The group’s August show—dubbed an international edition—will be held at the Long Beach Convention Center.

Space

Space may be one of the reasons for the move, as attendance at the August 2014 show increased 50% year-over-year, according to the organizers.

“[The Huntington Beach show] started off in the main room, and over the years it grew into the hallway, the common area, and now they’ve even opened up the second ballroom,” said Jenny Moreno, women’s sales director at Irvine-based Tavik Industries LLC who will be presenting the brand’s spring and summer 2015 lines at the trade show in Dana Point.

Swim Collective provides a “more workable show environment” for West Coast-based buyers who are only looking for swimsuits, Manhattan Beachwear’s Seifert said.

“It’s another alternative for them to go to instead of Magic [in Las Vegas], where it’s so busy and it’s so hectic,” she said. “We see 40% of our customer base on the West Coast at Swim Collective, and the other 60% we still have to see at Magic. Swim Collective is definitely growing, but unfortunately at this point we still have to do both shows.”

New Section

Manhattan Beachwear is also looking forward to the new section of the show—Active Collective—to showcase the Trina Turk recreation line. It will present its own line of women’s active and lifestyle apparel under the brand name Pink Lotus, which it acquired along with the Green Dragon label in July when it bought CMK Manufacturing in Los Angeles.
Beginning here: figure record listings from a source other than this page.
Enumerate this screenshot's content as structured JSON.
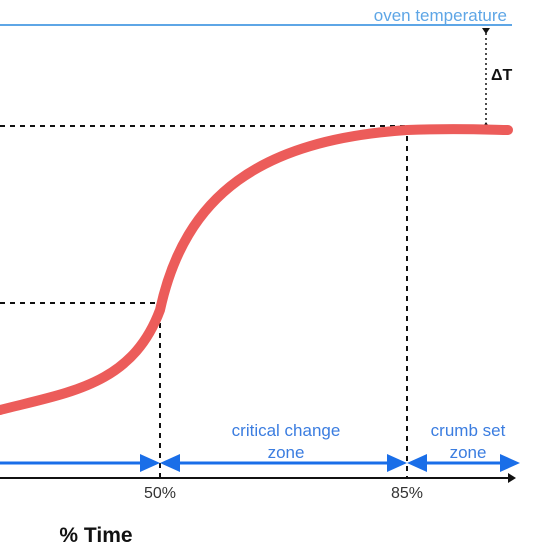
{
  "oven_label": "oven temperature",
  "delta_label": "ΔT",
  "zones": {
    "critical_line1": "critical change",
    "critical_line2": "zone",
    "crumb_line1": "crumb set",
    "crumb_line2": "zone"
  },
  "ticks": {
    "t50": "50%",
    "t85": "85%"
  },
  "x_axis_title": "% Time",
  "colors": {
    "curve": "#ec5c5a",
    "oven_line": "#5ea6e6",
    "zone_arrows": "#1a6ee8",
    "axis": "#111111"
  }
}
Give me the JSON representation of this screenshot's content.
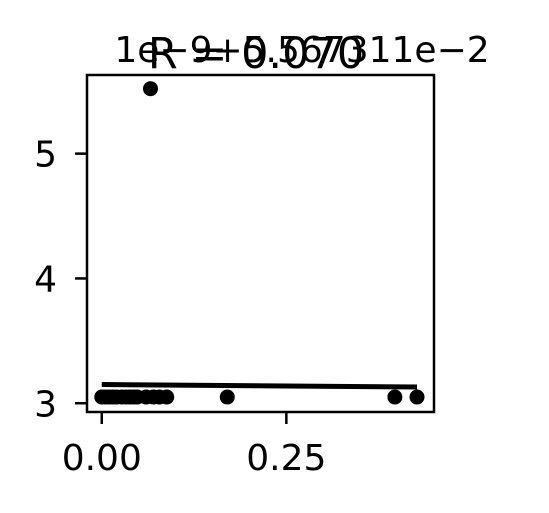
{
  "chart_data": {
    "type": "scatter",
    "title": "R = 0.070",
    "offset_label": "1e−9+5.567311e−2",
    "xlabel": "",
    "ylabel": "",
    "xlim": [
      -0.02,
      0.45
    ],
    "ylim": [
      2.93,
      5.63
    ],
    "xticks": [
      {
        "value": 0.0,
        "label": "0.00"
      },
      {
        "value": 0.25,
        "label": "0.25"
      }
    ],
    "yticks": [
      {
        "value": 3,
        "label": "3"
      },
      {
        "value": 4,
        "label": "4"
      },
      {
        "value": 5,
        "label": "5"
      }
    ],
    "points": [
      {
        "x": 0.0,
        "y": 3.05
      },
      {
        "x": 0.005,
        "y": 3.05
      },
      {
        "x": 0.01,
        "y": 3.05
      },
      {
        "x": 0.015,
        "y": 3.05
      },
      {
        "x": 0.02,
        "y": 3.05
      },
      {
        "x": 0.027,
        "y": 3.05
      },
      {
        "x": 0.033,
        "y": 3.05
      },
      {
        "x": 0.038,
        "y": 3.05
      },
      {
        "x": 0.043,
        "y": 3.05
      },
      {
        "x": 0.048,
        "y": 3.05
      },
      {
        "x": 0.06,
        "y": 3.05
      },
      {
        "x": 0.066,
        "y": 5.52
      },
      {
        "x": 0.07,
        "y": 3.05
      },
      {
        "x": 0.078,
        "y": 3.05
      },
      {
        "x": 0.088,
        "y": 3.05
      },
      {
        "x": 0.17,
        "y": 3.05
      },
      {
        "x": 0.397,
        "y": 3.05
      },
      {
        "x": 0.427,
        "y": 3.05
      }
    ],
    "fit_line": {
      "x": [
        0.0,
        0.427
      ],
      "y": [
        3.15,
        3.13
      ]
    },
    "grid": false,
    "legend": "none",
    "colors": {
      "points": "#000000",
      "line": "#000000",
      "axes": "#000000"
    }
  }
}
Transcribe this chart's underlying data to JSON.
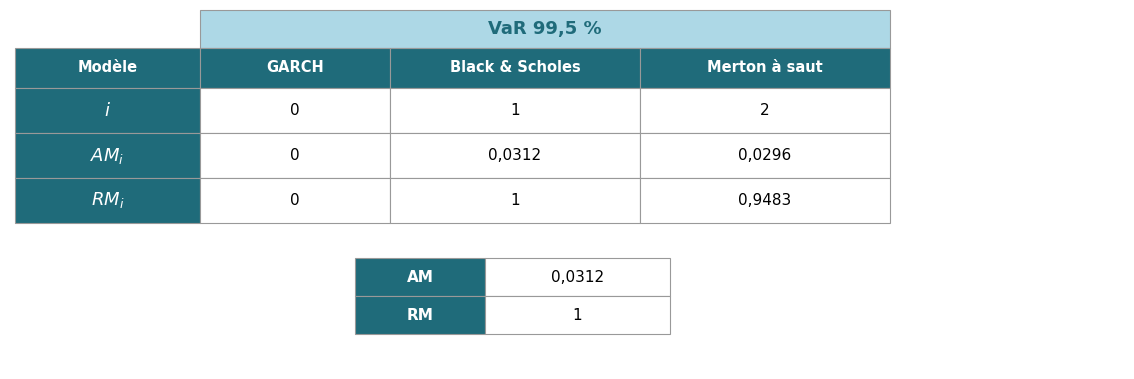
{
  "title_text": "VaR 99,5 %",
  "header_bg": "#ADD8E6",
  "teal": "#1F6B7A",
  "white": "#FFFFFF",
  "border_color": "#999999",
  "col_headers": [
    "Modèle",
    "GARCH",
    "Black & Scholes",
    "Merton à saut"
  ],
  "data": [
    [
      "0",
      "1",
      "2"
    ],
    [
      "0",
      "0,0312",
      "0,0296"
    ],
    [
      "0",
      "1",
      "0,9483"
    ]
  ],
  "summary_labels": [
    "AM",
    "RM"
  ],
  "summary_values": [
    "0,0312",
    "1"
  ],
  "fig_width": 11.34,
  "fig_height": 3.79,
  "dpi": 100
}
“It gives us a dedicated marketplace to show our activewear,” Seifert said. “We don’t have an active show anywhere else. It brings in a whole different type of buyer—they don’t necessarily buy swimwear, but they buy for their resort store or their spa store that is apparel-based, more lounge, resort activewear. It opens up that market for us and gives them a place to go and buy.”

Tavik launched its apparel line this year, Moreno said, adding that she’s “excited to see” how Active Collective differs from Swim Collective.

“I’m sure [they added it] because a lot of swimwear companies have expanded their coverups and things like that, and a few have launched apparel like we have,” she said. “But we are still keeping it with swim. We plan to see how these shows are and possibly separate it in the future.”

The proximity of the venue to local brands’ headquarters promises to lure executives to the show. The upper echelon from Beach Bunny will “pop in whenever their schedules allow,” Sopinsky said.

Opportunity

It also provides an opportunity for sales reps to meet with smaller, less-mobile retailers, along with the big ones, such as Victoria’s Secret, Planet Blue, Barneys New York Inc., Bloomingdale’s Inc., Dillard’s Inc., Zappos.com and Diane’s Beachwear, which have attended in the past.

“It is nice to be close to home—you get a lot of local accounts, California-specific accounts that can’t make it to Miami, specialty and fashion boutiques who want to add swim or expand swim or try swim,” Moreno said. “And it’s always at a nice venue, smaller and more intimate. I like the personal touches they do, as well—the champagne—and how they offer lunch and snacks. They really make it easy for the buyers, and of course that makes us happy.”